Sementara menanti hasil, bagaimana dengan kuliah di semester 6? Bagi saya, semester 6 merupakan semester yang cukup menantang terutama di mata kuliah bahasa Jepang. Sejak awal saya sudah menyadari bahwa saya tertinggal jauh dibandingkan teman-teman dalam kemampuan berbahasa. Nilai saya pun selalu berada di posisi-posisi terendah dibandingkan yang lain. Seperti yang sudah saya ceritakan sebelumnya, muncul sindiran maupun cibiran sehingga semangat saya untuk belajar bahasa Jepang surut bahkan sampai pada taraf muak. Melihat hal ini saya pun memperhitungkan bahwa kemungkinan saya lulus mata kuliah bahasa Jepang sangatlah kecil sehingga saya membuat satu pertaruhan terbesar dalam hidup saya.
"Kalau saya tidak lulus mata kuliah bahasa Jepang maka saya akan buktikan bahwa tanpa lulus mata kuliah itu pun saya bisa exchange!"
Ya, itu satu pertaruhan yang besar karena tidak ada jaminan bahwa saya akan dipilih untuk menjadi mahasiswa exchange meskipun sudah mengirimkan aplikasi. Saya sadar bahwa dengan demikian saya juga harus siap menghadapi skenario terburuk yaitu tidak lulus mata kuliah bahasa Jepang dan tidak diterima untuk exchange (kalau mau jujur lucunya saya sengaja tidak membeli furnitur untuk menghiasi kontrakan karena mengantisipasi kemungkinan kalau saya dapat exchange)

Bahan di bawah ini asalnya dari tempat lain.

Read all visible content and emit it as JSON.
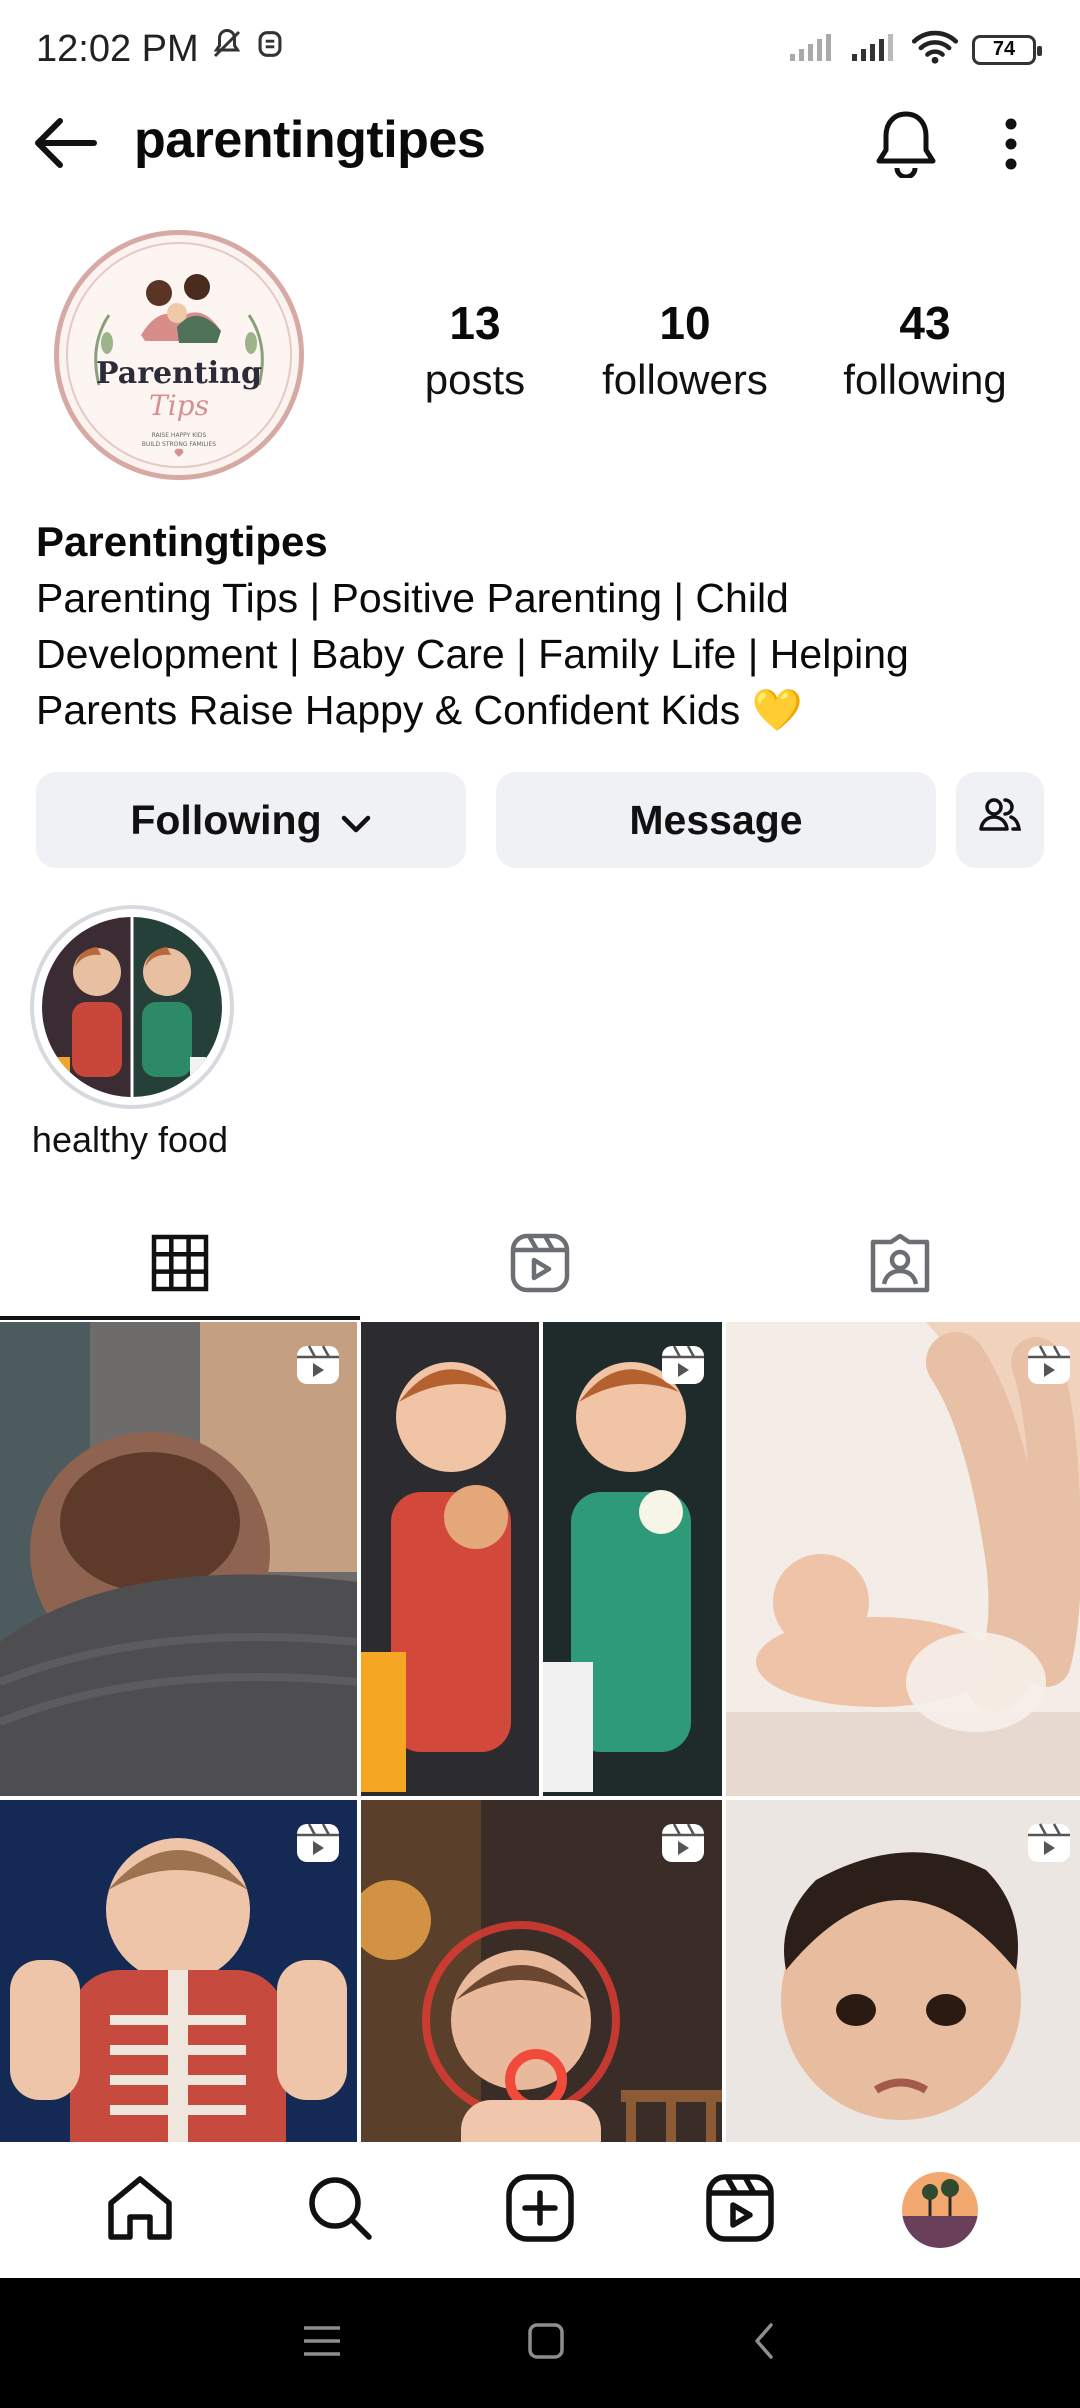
{
  "status_bar": {
    "time": "12:02 PM",
    "battery": "74",
    "icons": [
      "mute-bell-icon",
      "alarm-icon",
      "signal-icon",
      "signal-icon",
      "wifi-icon",
      "battery-icon"
    ]
  },
  "header": {
    "username": "parentingtipes",
    "icons": [
      "back-arrow-icon",
      "bell-icon",
      "more-vertical-icon"
    ]
  },
  "profile": {
    "avatar": {
      "logo_text": "Parenting",
      "logo_script": "Tips",
      "logo_tagline_1": "RAISE HAPPY KIDS",
      "logo_tagline_2": "BUILD STRONG FAMILIES"
    },
    "stats": {
      "posts": {
        "count": "13",
        "label": "posts"
      },
      "followers": {
        "count": "10",
        "label": "followers"
      },
      "following": {
        "count": "43",
        "label": "following"
      }
    },
    "display_name": "Parentingtipes",
    "bio_lines": [
      "Parenting Tips | Positive Parenting | Child",
      "Development | Baby Care | Family Life | Helping",
      "Parents Raise Happy & Confident Kids 💛"
    ]
  },
  "actions": {
    "following_label": "Following",
    "message_label": "Message"
  },
  "highlights": [
    {
      "label": "healthy food"
    }
  ],
  "tabs": [
    "grid-icon",
    "reels-icon",
    "tagged-icon"
  ],
  "grid": {
    "posts": [
      {
        "type": "reel"
      },
      {
        "type": "reel"
      },
      {
        "type": "reel"
      },
      {
        "type": "reel"
      },
      {
        "type": "reel"
      },
      {
        "type": "reel"
      }
    ]
  },
  "bottom_nav": [
    "home-icon",
    "search-icon",
    "create-icon",
    "reels-icon",
    "profile-avatar"
  ],
  "colors": {
    "button_bg": "#eff1f4",
    "text": "#0a0a0a",
    "avatar_border": "#d7a9a5"
  }
}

Alhamdulillah, Allah SWT memang menyiapkan skenario yang luar biasa untuk hidup manusia. Akhir semester 6 ketika nilai bahasa Jepang saya keluar, saya dinyatakan tidak lulus dengan nilai C-, namun datanglah e-mail dari universitas Tohoku yang menyatakan bahwa saya diterima sebagai mahasiswa exchange program IPLA (International Program for Liberal Arts).
Saya berhasil membuktiktikannya!
Sungguh sulit mempercayainya. Bahkan sampai saya sampai di Jepang saya masih tidak percaya bahwa saya berhasil diterima di program exchange. Allahuakbar!
Memang di satu sisi ada harga yang harus saya bayar yaitu masa studi saya menjadi lebih panjang karena saya harus mengulang mata kuliah bahasa Jepang ketika saya pulang nantinya. Menurut perhitungan pun, kemungkinan tercepat saya untuk lulus adalah 5,5 tahun. Tidak mengapa, saya harus memanfaatkan waktu kelulusan yang tertunda untuk berkontribusi lebih baik sebagai mahasiswa.
bersama para exchange students program IPLA & JYPE dari Indonesia
tahun ajaran 2012-2013
Untuk teman-teman yang sedang berjuang apapun impian kalian. Jangan menyerah. Saya menuturkan kisah ini untuk berbagi dengan teman-teman bahwa jalan untuk menggapai impian memang tidak mudah dan penuh hambatan, tapi selama kita tidak menyerah dalam menempuhnya maka Allah SWT akan menunjukkan jalan yang terbaik bagi kita semua. Semoga teman-teman pun bisa menggapai impiannya masing-masing.